The group reported statutory pretax profit of £1.37 billion ($2.31 billion) for the quarter, below a mean estimate of £1.7 billion according to a poll by Reuters. For the same quarter in 2013, that figure came in at £2.04 billion. Last year's figures had included gains from the sale of government securities of £776 million.
However, underlying profit grew 22 percent to £1.8 billion, compared to the same period last year. It added that costs had reduced by 5 percent and impairment charges had reduced by 57 percent.
George Culmer, the chief financial officer at the banking group, said that the continued progress in reducing balance sheet risk and in strengthening the group's capital and leverage ratios supported it in becoming a "low-risk bank."
"(It is) well positioned to support the U.K. economic recovery. Accordingly, we continue to expect to apply to the PRA (PrudentialRegulation Authority) in the second half to restart dividend payments," he said in Thursday's press release.
Shares in Lloyds Banking Group rose 2.5 percent to 77 pence in early morning trading in London Thursday.
State-backed Lloyds Banking Group swung back into profit last year as the bank and the U.K. coalition government have been working towards another share sale to private retail investors.

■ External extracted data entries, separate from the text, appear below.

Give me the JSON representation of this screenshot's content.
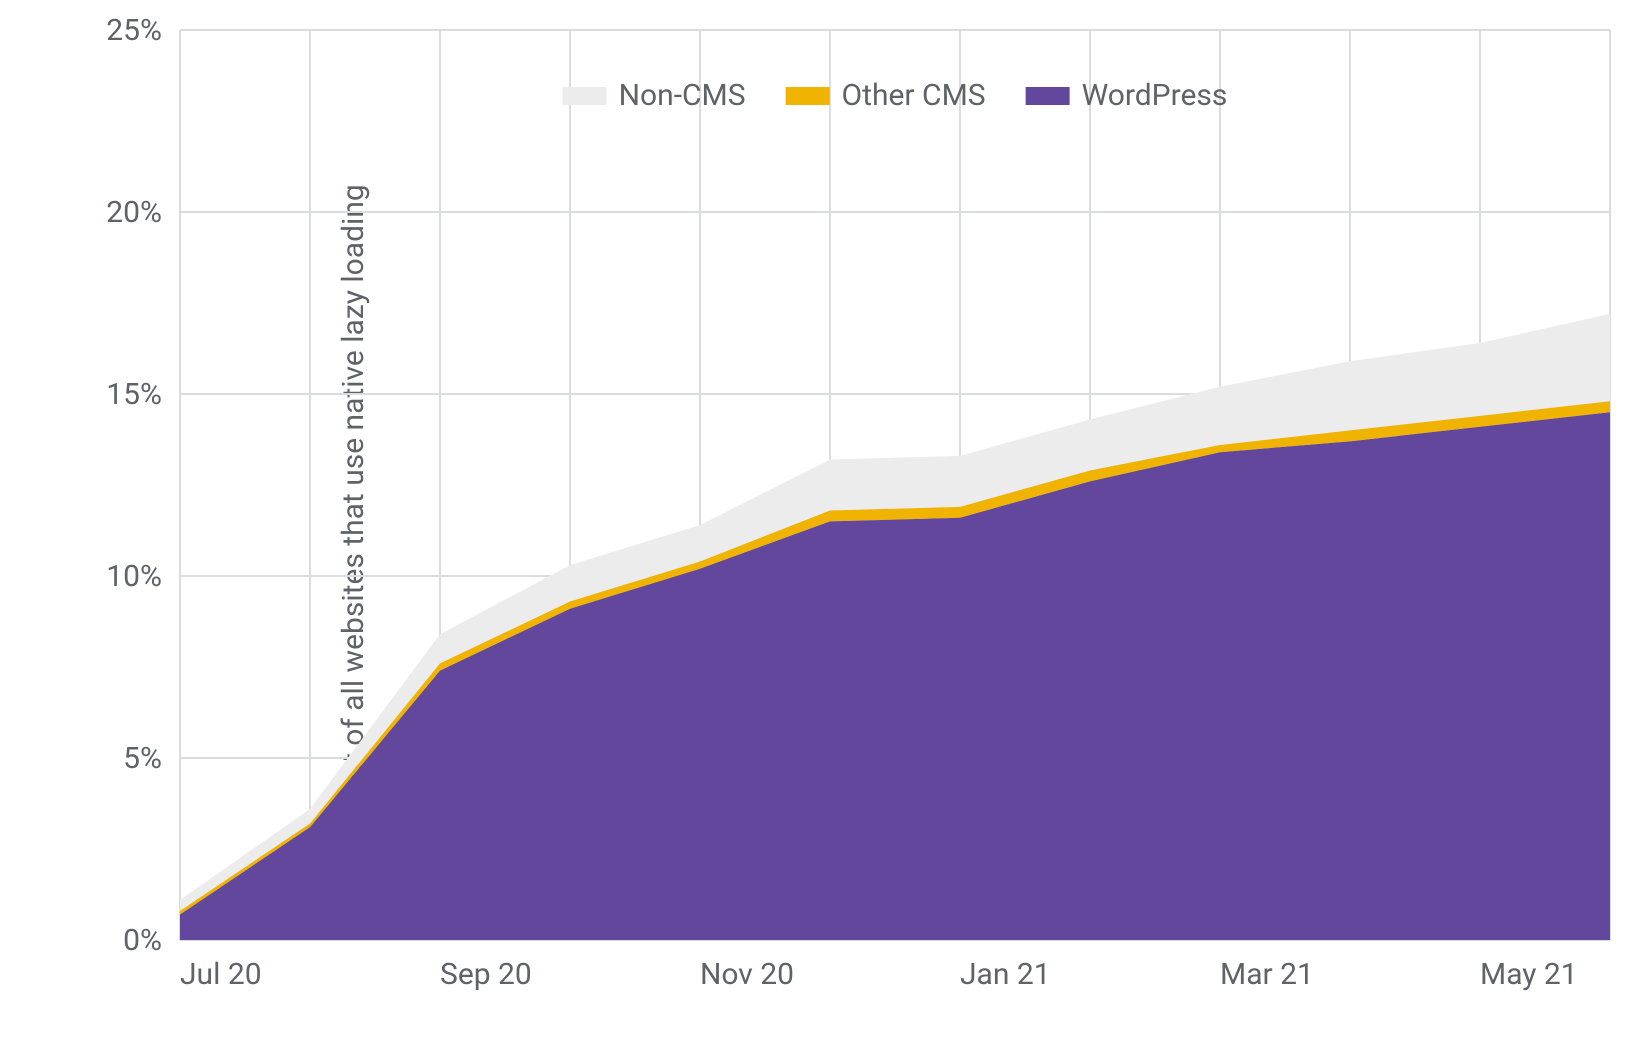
{
  "chart_data": {
    "type": "area",
    "ylabel": "Percent of all websites that use native lazy loading",
    "xlabel": "",
    "ylim": [
      0,
      25
    ],
    "yticks": [
      0,
      5,
      10,
      15,
      20,
      25
    ],
    "ytick_labels": [
      "0%",
      "5%",
      "10%",
      "15%",
      "20%",
      "25%"
    ],
    "categories": [
      "Jul 20",
      "Aug 20",
      "Sep 20",
      "Oct 20",
      "Nov 20",
      "Dec 20",
      "Jan 21",
      "Feb 21",
      "Mar 21",
      "Apr 21",
      "May 21",
      "Jun 21"
    ],
    "xtick_labels": [
      "Jul 20",
      "Sep 20",
      "Nov 20",
      "Jan 21",
      "Mar 21",
      "May 21"
    ],
    "xtick_indices": [
      0,
      2,
      4,
      6,
      8,
      10
    ],
    "series": [
      {
        "name": "WordPress",
        "color": "#63479c",
        "values": [
          0.7,
          3.1,
          7.4,
          9.1,
          10.2,
          11.5,
          11.6,
          12.6,
          13.4,
          13.7,
          14.1,
          14.5
        ]
      },
      {
        "name": "Other CMS",
        "color": "#f0b400",
        "values": [
          0.1,
          0.1,
          0.2,
          0.2,
          0.2,
          0.3,
          0.3,
          0.3,
          0.2,
          0.3,
          0.3,
          0.3
        ]
      },
      {
        "name": "Non-CMS",
        "color": "#ececec",
        "values": [
          0.3,
          0.4,
          0.8,
          1.0,
          1.0,
          1.4,
          1.4,
          1.4,
          1.6,
          1.9,
          2.0,
          2.4
        ]
      }
    ],
    "legend": {
      "order": [
        "Non-CMS",
        "Other CMS",
        "WordPress"
      ]
    }
  }
}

It is currently 25 percent-owned by the government after it originally had a 41 percent stake. It needed a £20 billion bailout at the height of the financial crisis in 2008 but the aim now is to sell off the remaining share before the next election in 2015.
Chief Executive Antonio Horta-Osorio has been credited with the turnaround in the the bank's financial performance. The bank has been slimmed down and there has been a focus on domestic retail lending - it has more retail banking customers than any other bank in the U.K.

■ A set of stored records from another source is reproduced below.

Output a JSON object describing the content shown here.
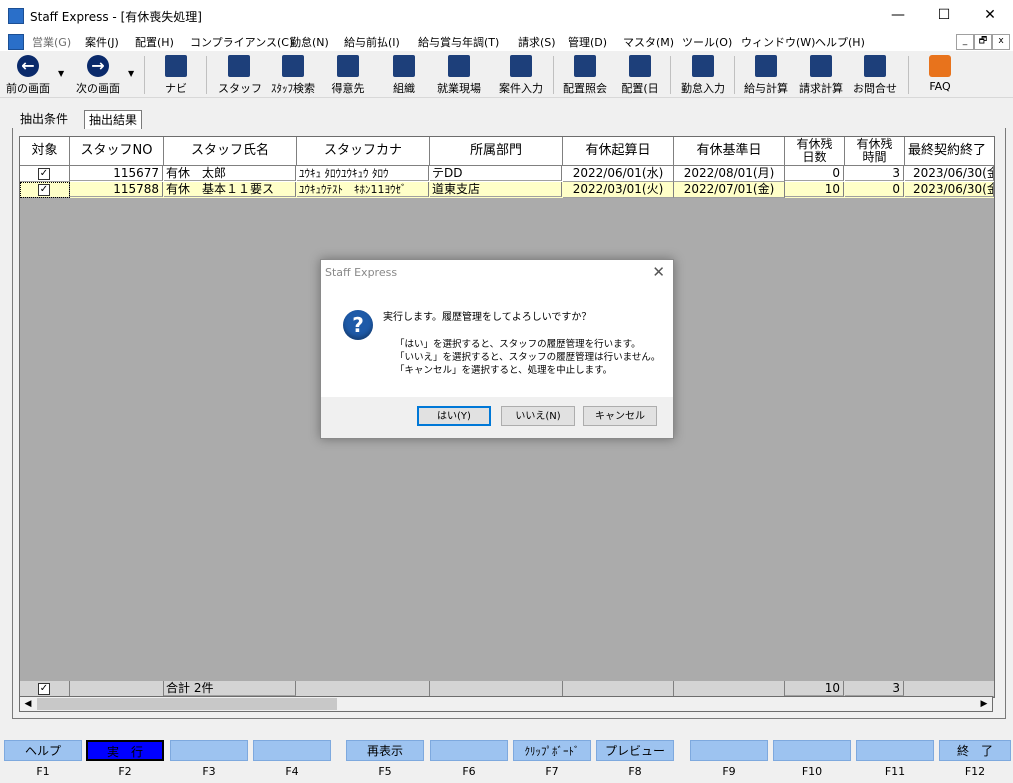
{
  "window": {
    "title": "Staff Express - [有休喪失処理]",
    "minimize": "—",
    "maximize": "☐",
    "close": "✕"
  },
  "menu": [
    {
      "label": "営業(G)",
      "dim": true
    },
    {
      "label": "案件(J)"
    },
    {
      "label": "配置(H)"
    },
    {
      "label": "コンプライアンス(C)"
    },
    {
      "label": "勤怠(N)"
    },
    {
      "label": "給与前払(I)"
    },
    {
      "label": "給与賞与年調(T)"
    },
    {
      "label": "請求(S)"
    },
    {
      "label": "管理(D)"
    },
    {
      "label": "マスタ(M)"
    },
    {
      "label": "ツール(O)"
    },
    {
      "label": "ウィンドウ(W)"
    },
    {
      "label": "ヘルプ(H)"
    }
  ],
  "mdi": {
    "min": "_",
    "restore": "🗗",
    "close": "x"
  },
  "toolbar": {
    "back": "前の画面",
    "forward": "次の画面",
    "navi": "ナビ",
    "staff": "スタッフ",
    "staff_search": "ｽﾀｯﾌ検索",
    "customer": "得意先",
    "org": "組織",
    "site": "就業現場",
    "case_input": "案件入力",
    "assign_query": "配置照会",
    "assign_day": "配置(日",
    "attendance": "勤怠入力",
    "payroll": "給与計算",
    "billing": "請求計算",
    "inquiry": "お問合せ",
    "faq": "FAQ"
  },
  "tabs": {
    "conditions": "抽出条件",
    "results": "抽出結果"
  },
  "grid": {
    "headers": {
      "target": "対象",
      "staff_no": "スタッフNO",
      "name": "スタッフ氏名",
      "kana": "スタッフカナ",
      "dept": "所属部門",
      "start": "有休起算日",
      "base": "有休基準日",
      "days_1": "有休残",
      "days_2": "日数",
      "hours_1": "有休残",
      "hours_2": "時間",
      "last": "最終契約終了"
    },
    "rows": [
      {
        "check": "✓",
        "staff_no": "115677",
        "name": "有休　太郎",
        "kana": "ﾕｳｷｭ ﾀﾛｳﾕｳｷｭｳ ﾀﾛｳ",
        "dept": "テDD",
        "start": "2022/06/01(水)",
        "base": "2022/08/01(月)",
        "days": "0",
        "hours": "3",
        "last": "2023/06/30(金"
      },
      {
        "check": "✓",
        "staff_no": "115788",
        "name": "有休　基本１１要ス",
        "kana": "ﾕｳｷｭｳﾃｽﾄ　ｷﾎﾝ11ﾖｳｾﾞ",
        "dept": "道東支店",
        "start": "2022/03/01(火)",
        "base": "2022/07/01(金)",
        "days": "10",
        "hours": "0",
        "last": "2023/06/30(金"
      }
    ],
    "footer": {
      "check": "✓",
      "total": "合計 2件",
      "days": "10",
      "hours": "3"
    }
  },
  "dialog": {
    "title": "Staff Express",
    "close": "✕",
    "icon": "?",
    "message": "実行します。履歴管理をしてよろしいですか？",
    "line1": "「はい」を選択すると、スタッフの履歴管理を行います。",
    "line2": "「いいえ」を選択すると、スタッフの履歴管理は行いません。",
    "line3": "「キャンセル」を選択すると、処理を中止します。",
    "yes": "はい(Y)",
    "no": "いいえ(N)",
    "cancel": "キャンセル"
  },
  "fkeys": [
    {
      "label": "ヘルプ",
      "key": "F1"
    },
    {
      "label": "実　行",
      "key": "F2",
      "active": true
    },
    {
      "label": "",
      "key": "F3"
    },
    {
      "label": "",
      "key": "F4"
    },
    {
      "label": "再表示",
      "key": "F5"
    },
    {
      "label": "",
      "key": "F6"
    },
    {
      "label": "ｸﾘｯﾌﾟﾎﾞｰﾄﾞ",
      "key": "F7"
    },
    {
      "label": "プレビュー",
      "key": "F8"
    },
    {
      "label": "",
      "key": "F9"
    },
    {
      "label": "",
      "key": "F10"
    },
    {
      "label": "",
      "key": "F11"
    },
    {
      "label": "終　了",
      "key": "F12"
    }
  ]
}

The plans to apply to Britain's financial regulator to begin paying dividends are expected to make it more attractive ahead of another share sale.
Its TSB division - a group of retail banks in the U.K. - looks increasingly like it will be sold off. Lloyds said that it is continuing with the plans of an initial public offering (IPO) of the business during the summer of this year, subject to regulatory approval and market conditions. The group added that this float is expected before the end of June 2014.
Commenting after the results, Chirantan Baruan, a senior analyst at Bernstein Research said that the bank's capital build-up - following the financial crash of 2008 - should "basically" be over by 2015 and from there on the bank should be in a position to return approximately 70 percent back to shareholders every year.
"The next 12 months will be a harder grind for management but with U.K. macro tailwinds and an election cycle on its side, we continue to be buyers of the stock," he said. Bernstein confirmed its "outperform" rating on the stock with a target price of 100 pence, up from its current price of 75 pence.